The days and weeks passed, an endless round of milking, weeding and drudgery. Every so often a passing boat would call in, but few stayed more than a mealtime, mostly pausing for the tide to take them favourably north or south, avoiding the roiling water of the Roost off the southern tip of the mainland. Rian heard several sailors speak of the tumult and everyone seemed scared of it.
One day, a brisk easterly wind was blowing and the women were out in the field doing the last pass through the barley before it was harvested, taking out what few weeds remained. The wind had been mounting all day and it whistled and rattled through the tall corn which scratched Rian’s bare arms. Emerging at the end of a row she saw two boats in the Sound, one heading in towards the bay, having rounded the cape at the north end of the island. The other was sailing north making good speed. The first boat was setting an anchor.
‘Boat.’
Gurda came to watch, then threw down her basket and marched off to the broch to tell Maadu.
Rian watched the second boat reach the water beyond the shelter of the island where the waves were white topped, and then turn and beat its way into the bay. By the time the first boat had lowered and loaded a coracle, the second was preparing to anchor. Rian recognised it as Ròn, not least because of the white-coated figure at the prow. Her stomach churned and she retreated into the perfect invisibility provided by the barley.
To remain unseen was only possible for a while because Maadu needed provision to be made for the visitors and Fi and Rian were shouted in from the field. Rian was sent to milk the cows and could be partly hidden behind a big hairy animal while she watched the new arrivals.
The wind remained strong and the skippers of both boats had decided to ride out what may well prove to be a gale getting up. They would stay at anchor overnight. Both boats had passengers or crew who preferred to sit it out in the comfort of the broch rather than afloat. The first boat was a whaler. Three men, all relatives of Maadu or the Chieftain, came ashore from it. From Ròn, five people made their way to the broch.

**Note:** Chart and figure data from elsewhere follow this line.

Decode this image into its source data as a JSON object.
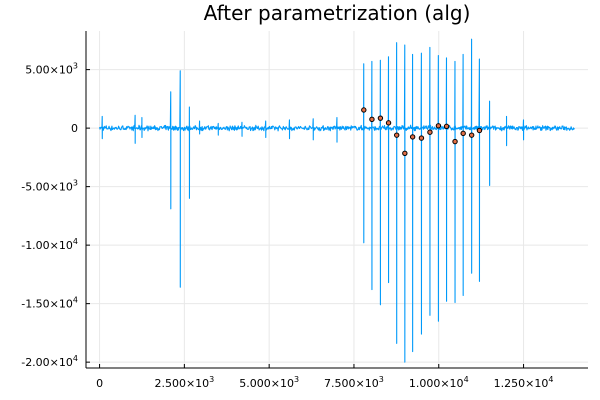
{
  "chart_data": {
    "type": "line",
    "title": "After parametrization (alg)",
    "xlabel": "",
    "ylabel": "",
    "xlim": [
      -400,
      14400
    ],
    "ylim": [
      -20500,
      8300
    ],
    "grid": true,
    "legend": "none",
    "x_ticks": [
      {
        "value": 0,
        "mant": "0",
        "exp": ""
      },
      {
        "value": 2500,
        "mant": "2.500×10",
        "exp": "3"
      },
      {
        "value": 5000,
        "mant": "5.000×10",
        "exp": "3"
      },
      {
        "value": 7500,
        "mant": "7.500×10",
        "exp": "3"
      },
      {
        "value": 10000,
        "mant": "1.000×10",
        "exp": "4"
      },
      {
        "value": 12500,
        "mant": "1.250×10",
        "exp": "4"
      }
    ],
    "y_ticks": [
      {
        "value": 5000,
        "mant": "5.00×10",
        "exp": "3"
      },
      {
        "value": 0,
        "mant": "0",
        "exp": ""
      },
      {
        "value": -5000,
        "mant": "-5.00×10",
        "exp": "3"
      },
      {
        "value": -10000,
        "mant": "-1.00×10",
        "exp": "4"
      },
      {
        "value": -15000,
        "mant": "-1.50×10",
        "exp": "4"
      },
      {
        "value": -20000,
        "mant": "-2.00×10",
        "exp": "4"
      }
    ],
    "series": [
      {
        "kind": "line",
        "color": "#009AFA",
        "x_start": 0,
        "x_end": 14000,
        "noise_amplitude": 250,
        "spikes": [
          {
            "x": 80,
            "ymax": 1000,
            "ymin": -900
          },
          {
            "x": 1050,
            "ymax": 1100,
            "ymin": -1300
          },
          {
            "x": 1250,
            "ymax": 900,
            "ymin": -800
          },
          {
            "x": 2100,
            "ymax": 3100,
            "ymin": -6900
          },
          {
            "x": 2380,
            "ymax": 4900,
            "ymin": -13600
          },
          {
            "x": 2650,
            "ymax": 1800,
            "ymin": -6000
          },
          {
            "x": 2950,
            "ymax": 600,
            "ymin": -500
          },
          {
            "x": 3500,
            "ymax": 400,
            "ymin": -600
          },
          {
            "x": 4200,
            "ymax": 500,
            "ymin": -700
          },
          {
            "x": 4900,
            "ymax": 600,
            "ymin": -800
          },
          {
            "x": 5600,
            "ymax": 700,
            "ymin": -900
          },
          {
            "x": 6300,
            "ymax": 800,
            "ymin": -1000
          },
          {
            "x": 7000,
            "ymax": 900,
            "ymin": -1200
          },
          {
            "x": 7790,
            "ymax": 5500,
            "ymin": -9800
          },
          {
            "x": 8030,
            "ymax": 5700,
            "ymin": -13800
          },
          {
            "x": 8280,
            "ymax": 5800,
            "ymin": -15100
          },
          {
            "x": 8520,
            "ymax": 6100,
            "ymin": -13200
          },
          {
            "x": 8760,
            "ymax": 7300,
            "ymin": -18400
          },
          {
            "x": 9000,
            "ymax": 7100,
            "ymin": -20000
          },
          {
            "x": 9230,
            "ymax": 6300,
            "ymin": -19100
          },
          {
            "x": 9490,
            "ymax": 6400,
            "ymin": -17600
          },
          {
            "x": 9740,
            "ymax": 6900,
            "ymin": -16000
          },
          {
            "x": 9990,
            "ymax": 6200,
            "ymin": -16500
          },
          {
            "x": 10230,
            "ymax": 6000,
            "ymin": -14800
          },
          {
            "x": 10480,
            "ymax": 5700,
            "ymin": -14900
          },
          {
            "x": 10720,
            "ymax": 6300,
            "ymin": -14300
          },
          {
            "x": 10970,
            "ymax": 7600,
            "ymin": -12400
          },
          {
            "x": 11200,
            "ymax": 5900,
            "ymin": -13100
          },
          {
            "x": 11500,
            "ymax": 2300,
            "ymin": -4900
          },
          {
            "x": 12000,
            "ymax": 1000,
            "ymin": -1500
          },
          {
            "x": 12500,
            "ymax": 700,
            "ymin": -1000
          }
        ]
      },
      {
        "kind": "scatter",
        "color": "#E26F46",
        "stroke": "#000000",
        "points": [
          {
            "x": 7790,
            "y": 1550
          },
          {
            "x": 8030,
            "y": 750
          },
          {
            "x": 8280,
            "y": 850
          },
          {
            "x": 8520,
            "y": 450
          },
          {
            "x": 8760,
            "y": -600
          },
          {
            "x": 9000,
            "y": -2150
          },
          {
            "x": 9230,
            "y": -750
          },
          {
            "x": 9490,
            "y": -850
          },
          {
            "x": 9740,
            "y": -350
          },
          {
            "x": 9990,
            "y": 200
          },
          {
            "x": 10230,
            "y": 150
          },
          {
            "x": 10480,
            "y": -1150
          },
          {
            "x": 10720,
            "y": -450
          },
          {
            "x": 10970,
            "y": -600
          },
          {
            "x": 11200,
            "y": -200
          }
        ]
      }
    ]
  }
}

Ussa had clearly acquired more crew as there were still several people on board.
As the shore party approached, Rian recognised, along with the trader, the striding form of Pytheas with his staff and box, and the heavily loaded frame of Og. Still by the shore two figures, one large and one small, were organising a large amount of baggage. Cuckoo ran down and made an animated welcome. As they turned to greet her, Rian realise
d it was Gruach the bronze smith, and Fraoch. A buzz of hope in her chest was soon swallowed by the shame of her dirty state and she shifted around to hide herself behind the hairy anonymity of the cow.
She managed to avoid going into the broch where she could hear the voices of Ussa and Pytheas, but Cuckoo sought her out and fold her she must carry water to the smith.
Cuckoo had some hot pancakes to offer them and set off ahead of Rian down to the shore. When Rian appeared with two pails of water, Cuckoo looked most surprised when Fraoch shouted ‘Rian!’ Her arms reached out to hug her in delight. Rian hung back but as Cuckoo chatted on, she met Fraoch’s gaze.
The bronze smith’s daughter seemed older somehow. Questions flowed silently, a long frown and a sigh that Rian heard as compassion but might just have been the natural sound of someone taking a rest from work. Gruach stood up from the fire he had lit, hands on his waist and looked at her, then interrupted Cuckoo.
‘Well, Rian. How are you?’
She tried to give him a smile, but couldn’t speak.
‘You look…’ Fraoch paused, as if thinking what to say, and settled on, ‘thin.’
Rian wasn’t sure how to respond.
‘Do you live here now?’
Rian gave a little nod and glanced at Cuckoo, who seemed to be relaxed about her speaking, even interested.
‘Ussa sold me to the Chieftain.’
Fraoch looked blank.
‘The Chieftain. This is his wife’s house.’